A princípio, Clarice trabalhou como tradutora para a Agência Nacional, criada por Getúlio Vargas. Foi, depois, para um escritório de advocacia, até que surgiu a oportunidade de exercer o jornalismo. Foi com o salário de jornalista que ela comprou seus primeiros livros, que ela escolhia de acordo com os títulos que lhe agradassem. Sua primeira aquisição foi Felicidade de Katherine Mansfield
.
Clarice logo se identificou com a autora de Bliss, dona de uma prosa dotada de grande sensibilidade. Depois vieram O Lobo da Estepe, de Herman Hesse e os romances de Dostoiévski, James Joyce, Sartre e Virgínia Woolf.
Clarice era amiga do escritor e jornalista Lúcio Cardoso, a quem confiou os originais de seu primeiro romance, Perto do Coração Selvagem
. O livro, publicado em 1943, foi agraciado com o prêmio de melhor romance de estreia da Fundação Graça Aranha.
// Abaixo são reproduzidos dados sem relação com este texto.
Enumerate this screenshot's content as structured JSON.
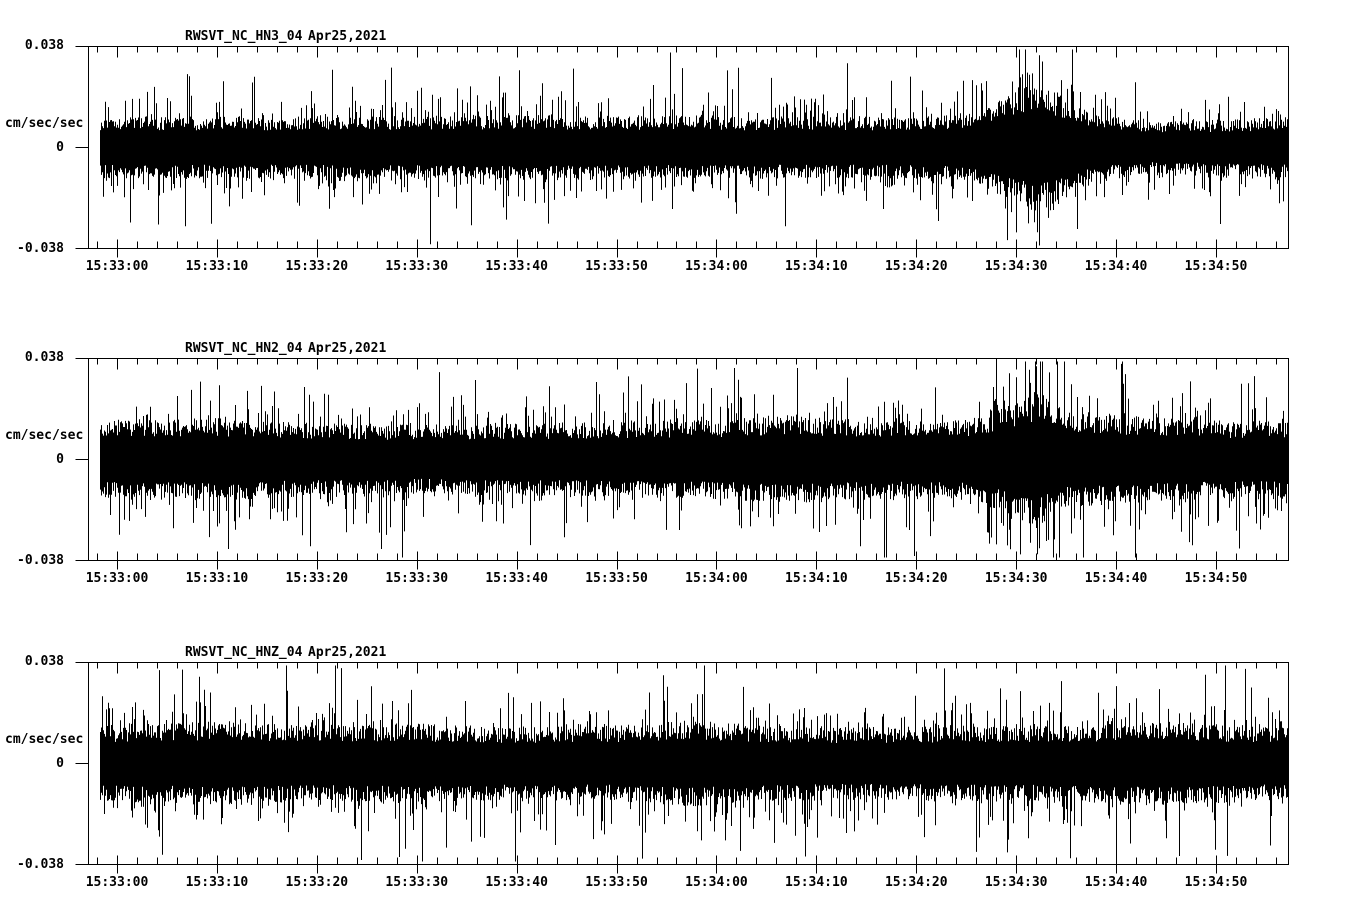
{
  "page": {
    "background": "#ffffff",
    "foreground": "#000000"
  },
  "chart_data": [
    {
      "type": "line",
      "subtype": "seismogram-waveform",
      "title": "RWSVT_NC_HN3_04",
      "date_label": "Apr25,2021",
      "ylabel": "cm/sec/sec",
      "ylim": [
        -0.038,
        0.038
      ],
      "yticks": [
        0.038,
        0,
        -0.038
      ],
      "ytick_labels": [
        "0.038",
        "0",
        "-0.038"
      ],
      "xtick_labels": [
        "15:33:00",
        "15:33:10",
        "15:33:20",
        "15:33:30",
        "15:33:40",
        "15:33:50",
        "15:34:00",
        "15:34:10",
        "15:34:20",
        "15:34:30",
        "15:34:40",
        "15:34:50"
      ],
      "xtick_times_seconds": [
        0,
        10,
        20,
        30,
        40,
        50,
        60,
        70,
        80,
        90,
        100,
        110
      ],
      "x_axis_range_seconds": [
        -2.9,
        117.2
      ],
      "trace_range_seconds": [
        -1.7,
        117.1
      ],
      "minor_tick_step_seconds": 2,
      "grid": false,
      "legend": "none",
      "line_color": "#000000",
      "noise_model": {
        "description": "continuous ground-acceleration noise, dense core about ±0.007 with spikes to ±0.025; burst near 15:34:30 reaching ±0.037",
        "seed": 7,
        "base_amplitude": 0.013,
        "amplitude_envelope": [
          [
            -2,
            1.0
          ],
          [
            20,
            1.0
          ],
          [
            40,
            1.05
          ],
          [
            60,
            1.0
          ],
          [
            80,
            1.0
          ],
          [
            86,
            1.1
          ],
          [
            89,
            1.7
          ],
          [
            92,
            2.1
          ],
          [
            95,
            1.6
          ],
          [
            98,
            1.1
          ],
          [
            103,
            0.85
          ],
          [
            110,
            0.9
          ],
          [
            117.5,
            1.0
          ]
        ]
      }
    },
    {
      "type": "line",
      "subtype": "seismogram-waveform",
      "title": "RWSVT_NC_HN2_04",
      "date_label": "Apr25,2021",
      "ylabel": "cm/sec/sec",
      "ylim": [
        -0.038,
        0.038
      ],
      "yticks": [
        0.038,
        0,
        -0.038
      ],
      "ytick_labels": [
        "0.038",
        "0",
        "-0.038"
      ],
      "xtick_labels": [
        "15:33:00",
        "15:33:10",
        "15:33:20",
        "15:33:30",
        "15:33:40",
        "15:33:50",
        "15:34:00",
        "15:34:10",
        "15:34:20",
        "15:34:30",
        "15:34:40",
        "15:34:50"
      ],
      "xtick_times_seconds": [
        0,
        10,
        20,
        30,
        40,
        50,
        60,
        70,
        80,
        90,
        100,
        110
      ],
      "x_axis_range_seconds": [
        -2.9,
        117.2
      ],
      "trace_range_seconds": [
        -1.7,
        117.1
      ],
      "minor_tick_step_seconds": 2,
      "grid": false,
      "legend": "none",
      "line_color": "#000000",
      "noise_model": {
        "description": "continuous ground-acceleration noise, slightly larger band about ±0.012 with spikes to ±0.028; strongest burst near 15:34:30 reaching ±0.037",
        "seed": 21,
        "base_amplitude": 0.0145,
        "amplitude_envelope": [
          [
            -2,
            1.15
          ],
          [
            10,
            1.2
          ],
          [
            20,
            1.05
          ],
          [
            30,
            1.0
          ],
          [
            40,
            1.05
          ],
          [
            50,
            1.1
          ],
          [
            60,
            1.15
          ],
          [
            68,
            1.3
          ],
          [
            75,
            1.1
          ],
          [
            85,
            1.15
          ],
          [
            89,
            1.6
          ],
          [
            92,
            2.0
          ],
          [
            95,
            1.4
          ],
          [
            100,
            1.3
          ],
          [
            105,
            1.2
          ],
          [
            112,
            1.1
          ],
          [
            117.5,
            1.15
          ]
        ]
      }
    },
    {
      "type": "line",
      "subtype": "seismogram-waveform",
      "title": "RWSVT_NC_HNZ_04",
      "date_label": "Apr25,2021",
      "ylabel": "cm/sec/sec",
      "ylim": [
        -0.038,
        0.038
      ],
      "yticks": [
        0.038,
        0,
        -0.038
      ],
      "ytick_labels": [
        "0.038",
        "0",
        "-0.038"
      ],
      "xtick_labels": [
        "15:33:00",
        "15:33:10",
        "15:33:20",
        "15:33:30",
        "15:33:40",
        "15:33:50",
        "15:34:00",
        "15:34:10",
        "15:34:20",
        "15:34:30",
        "15:34:40",
        "15:34:50"
      ],
      "xtick_times_seconds": [
        0,
        10,
        20,
        30,
        40,
        50,
        60,
        70,
        80,
        90,
        100,
        110
      ],
      "x_axis_range_seconds": [
        -2.9,
        117.2
      ],
      "trace_range_seconds": [
        -1.7,
        117.1
      ],
      "minor_tick_step_seconds": 2,
      "grid": false,
      "legend": "none",
      "line_color": "#000000",
      "noise_model": {
        "description": "continuous ground-acceleration noise, fairly uniform band about ±0.012 with scattered spikes to ±0.03; no dominant burst",
        "seed": 42,
        "base_amplitude": 0.0145,
        "amplitude_envelope": [
          [
            -2,
            1.1
          ],
          [
            10,
            1.2
          ],
          [
            20,
            1.1
          ],
          [
            30,
            1.15
          ],
          [
            40,
            1.05
          ],
          [
            50,
            1.1
          ],
          [
            57,
            1.25
          ],
          [
            65,
            1.1
          ],
          [
            75,
            1.05
          ],
          [
            85,
            1.1
          ],
          [
            95,
            1.1
          ],
          [
            103,
            1.2
          ],
          [
            110,
            1.15
          ],
          [
            117.5,
            1.05
          ]
        ]
      }
    }
  ]
}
A prosa poética da escritora devastou todas as possibilidades de uma leitura dentro dos padrões tradicionais das narrativas lineares.
Num momento em que a literatura brasileira estava num período em que as narrativas costumavam tematizar a seca e suas consequências, Clarice escreveu um livro de caráter existencialista, cujo estilo fragmentado era liberado da sintaxe tradicional e acompanhava as nuances de pensamento dos personagens. A primeira obra de Clarice foi, naturalmente, comparada por alguns críticos à da escritora Virgínia Woolf e a do irlandês James Joyce
.
O crítico Álvaro Lins espantou-se com as inovações de Clarice e considerou seu romance como "algo inacabado", abstendo-se de compreender que as lacunas da história de Clarice eram a grandeza maior daquele livro.